Heisterkamp N, Stam K, Groffen J, de Klein A, Grosveld G
Nature. 1985;315(6022):758-61. doi: 10.1038/315758a0.
The Philadelphia (Ph') chromosome, an abnormal chromosome 22 (ref. 1), is one of the best-known examples of a specific human chromosomal abnormality strongly associated with one form of human leukaemia, chronic myelocytic leukaemia (CML). The finding that a small region of chromosome 9 which includes the c-abl oncogene is translocated to chromosome 22 prompted studies to elucidate the molecular mechanisms involved in this disease. We have demonstrated previously that the chromosome 9 of one patient with CML contains a breakpoint 14 kilobases (kb) 5' of the most 5' v-abl-homologous exon. These data suggest a role for c-abl in CML, a theory supported by the presence of an abnormally sized abl messenger RNA and protein in the CML cell line K562. The region involved in the translocation on chromosome 22 has also been identified: all Ph'-positive patients examined to date have a breakpoint within a 5.8-kb region, for which we have proposed the name 'breakpoint cluster region' (bcr). To determine whether bcr contains protein-encoding regions, probes from bcr were tested for their ability to hybridize to complementary DNA sequences. A 0.6-kb HindIII/BamHI bcr restriction enzyme fragment proved suitable for isolating several cDNA clones from a human fibroblast cDNA library. Using bcr cDNA sequences, we obtained data strongly suggesting the presence of a chimaeric bcr/abl mRNA in the leukaemic cells of Ph'-positive CML patients. The recent isolation of cDNA clones containing bcr and abl sequences confirms this finding. Because the bcr part of the chimaeric mRNA could be required to induce the transforming activity of the human c-abl oncogene, we have now initiated studies to characterize the normal 'bcr gene' and to determine the effect of a translocation within its coding domain. We demonstrate that as a result of the Ph' translocation, a variable number of bcr exons are included in the chimaeric bcr/abl mRNA. The bcr gene sequences in this mRNA could be responsible for the transition of the abl cellular proto-oncogene into an oncogene.

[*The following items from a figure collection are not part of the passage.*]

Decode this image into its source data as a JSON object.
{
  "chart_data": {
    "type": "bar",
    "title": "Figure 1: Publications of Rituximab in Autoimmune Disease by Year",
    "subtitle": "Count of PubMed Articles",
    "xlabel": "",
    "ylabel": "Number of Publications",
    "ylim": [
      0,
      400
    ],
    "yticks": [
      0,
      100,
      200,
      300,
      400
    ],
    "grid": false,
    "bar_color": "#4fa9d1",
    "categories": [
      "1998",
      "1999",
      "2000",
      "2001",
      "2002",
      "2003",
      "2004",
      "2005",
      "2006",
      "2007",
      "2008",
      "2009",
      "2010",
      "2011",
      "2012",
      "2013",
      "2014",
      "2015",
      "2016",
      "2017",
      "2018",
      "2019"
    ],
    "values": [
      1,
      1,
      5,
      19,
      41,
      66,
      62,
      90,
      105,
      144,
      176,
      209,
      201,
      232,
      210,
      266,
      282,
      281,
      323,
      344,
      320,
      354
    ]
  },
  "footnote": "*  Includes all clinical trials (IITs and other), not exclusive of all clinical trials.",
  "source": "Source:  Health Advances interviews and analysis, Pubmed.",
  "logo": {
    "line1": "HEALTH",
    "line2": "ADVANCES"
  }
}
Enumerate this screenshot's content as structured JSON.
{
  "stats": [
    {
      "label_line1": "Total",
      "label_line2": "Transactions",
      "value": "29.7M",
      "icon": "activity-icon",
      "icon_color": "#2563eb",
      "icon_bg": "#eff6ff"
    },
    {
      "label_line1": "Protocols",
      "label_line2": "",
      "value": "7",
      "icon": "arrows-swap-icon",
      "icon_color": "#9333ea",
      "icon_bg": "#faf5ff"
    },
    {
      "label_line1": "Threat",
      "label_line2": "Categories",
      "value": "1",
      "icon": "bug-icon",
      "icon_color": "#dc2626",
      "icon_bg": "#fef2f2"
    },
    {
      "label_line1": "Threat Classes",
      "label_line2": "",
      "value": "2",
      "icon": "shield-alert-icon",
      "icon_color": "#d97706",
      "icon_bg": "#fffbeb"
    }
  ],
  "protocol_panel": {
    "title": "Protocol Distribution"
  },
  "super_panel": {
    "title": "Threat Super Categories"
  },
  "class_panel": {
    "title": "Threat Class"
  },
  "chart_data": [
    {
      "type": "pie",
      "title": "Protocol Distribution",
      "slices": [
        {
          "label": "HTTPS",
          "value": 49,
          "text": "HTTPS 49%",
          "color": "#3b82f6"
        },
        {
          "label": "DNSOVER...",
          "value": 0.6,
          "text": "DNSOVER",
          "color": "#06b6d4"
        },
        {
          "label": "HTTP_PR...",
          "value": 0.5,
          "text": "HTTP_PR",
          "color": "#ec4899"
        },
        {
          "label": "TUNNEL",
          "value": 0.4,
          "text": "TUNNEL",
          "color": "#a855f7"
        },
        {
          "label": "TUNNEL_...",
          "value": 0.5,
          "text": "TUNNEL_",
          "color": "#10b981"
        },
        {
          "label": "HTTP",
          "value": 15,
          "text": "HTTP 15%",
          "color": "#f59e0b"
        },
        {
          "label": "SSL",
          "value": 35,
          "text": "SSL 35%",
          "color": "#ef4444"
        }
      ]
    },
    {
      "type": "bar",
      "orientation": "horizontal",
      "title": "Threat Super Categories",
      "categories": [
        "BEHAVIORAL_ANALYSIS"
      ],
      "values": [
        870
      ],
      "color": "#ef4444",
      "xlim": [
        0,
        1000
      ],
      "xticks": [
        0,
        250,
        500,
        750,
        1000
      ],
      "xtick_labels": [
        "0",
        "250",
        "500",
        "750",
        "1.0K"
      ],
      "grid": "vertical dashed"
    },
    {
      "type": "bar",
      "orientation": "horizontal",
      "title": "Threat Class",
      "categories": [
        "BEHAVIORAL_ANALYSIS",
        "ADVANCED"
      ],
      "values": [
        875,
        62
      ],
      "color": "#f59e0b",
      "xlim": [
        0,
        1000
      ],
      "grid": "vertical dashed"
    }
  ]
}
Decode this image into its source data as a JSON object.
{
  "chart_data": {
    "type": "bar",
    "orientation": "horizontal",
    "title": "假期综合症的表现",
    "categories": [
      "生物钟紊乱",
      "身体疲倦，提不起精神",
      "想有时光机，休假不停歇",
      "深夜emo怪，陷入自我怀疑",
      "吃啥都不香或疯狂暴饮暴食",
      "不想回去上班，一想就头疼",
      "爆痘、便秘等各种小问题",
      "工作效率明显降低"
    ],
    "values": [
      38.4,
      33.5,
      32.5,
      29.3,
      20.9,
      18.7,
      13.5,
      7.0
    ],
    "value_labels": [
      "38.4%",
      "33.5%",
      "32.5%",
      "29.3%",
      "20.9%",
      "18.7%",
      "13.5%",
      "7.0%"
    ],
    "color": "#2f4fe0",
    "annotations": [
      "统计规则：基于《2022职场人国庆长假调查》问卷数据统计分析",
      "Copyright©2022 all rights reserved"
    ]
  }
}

费城(Ph')染色体是一条异常的22号染色体(参考文献1),是与一种人类白血病——慢性粒细胞白血病(CML)密切相关的特定人类染色体异常的最著名例子之一。9号染色体上包含c-abl原癌基因的一个小区域易位至22号染色体这一发现,促使人们开展研究以阐明该疾病所涉及的分子机制。我们之前已经证明,一名慢性粒细胞白血病患者的9号染色体在最5'端的v-abl同源外显子5'端14千碱基(kb)处存在一个断点。这些数据表明c-abl在慢性粒细胞白血病中发挥作用,这一理论得到了慢性粒细胞白血病细胞系K562中存在异常大小的abl信使RNA和蛋白质的支持。22号染色体上参与易位的区域也已确定:迄今为止检测的所有Ph'阳性患者在一个5.8 kb区域内都有一个断点,我们将其命名为“断点簇区域”(bcr)。为了确定bcr是否包含蛋白质编码区域,对来自bcr的探针与互补DNA序列杂交的能力进行了检测。一个0.6 kb的HindIII/BamHI bcr限制性酶切片段被证明适合从人成纤维细胞cDNA文库中分离出几个cDNA克隆。利用bcr cDNA序列,我们获得的数据有力地表明,Ph'阳性慢性粒细胞白血病患者的白血病细胞中存在一种嵌合的bcr/abl mRNA。最近分离出的包含bcr和abl序列的cDNA克隆证实了这一发现。由于嵌合mRNA的bcr部分可能是诱导人类c-abl原癌基因转化活性所必需的,我们现在已开始研究以表征正常的“bcr基因”,并确定其编码域内易位的影响。我们证明,由于Ph'易位,可变数量的bcr外显子被包含在嵌合的bcr/abl mRNA中。该mRNA中的bcr基因序列可能是导致abl细胞原癌基因转变为癌基因的原因。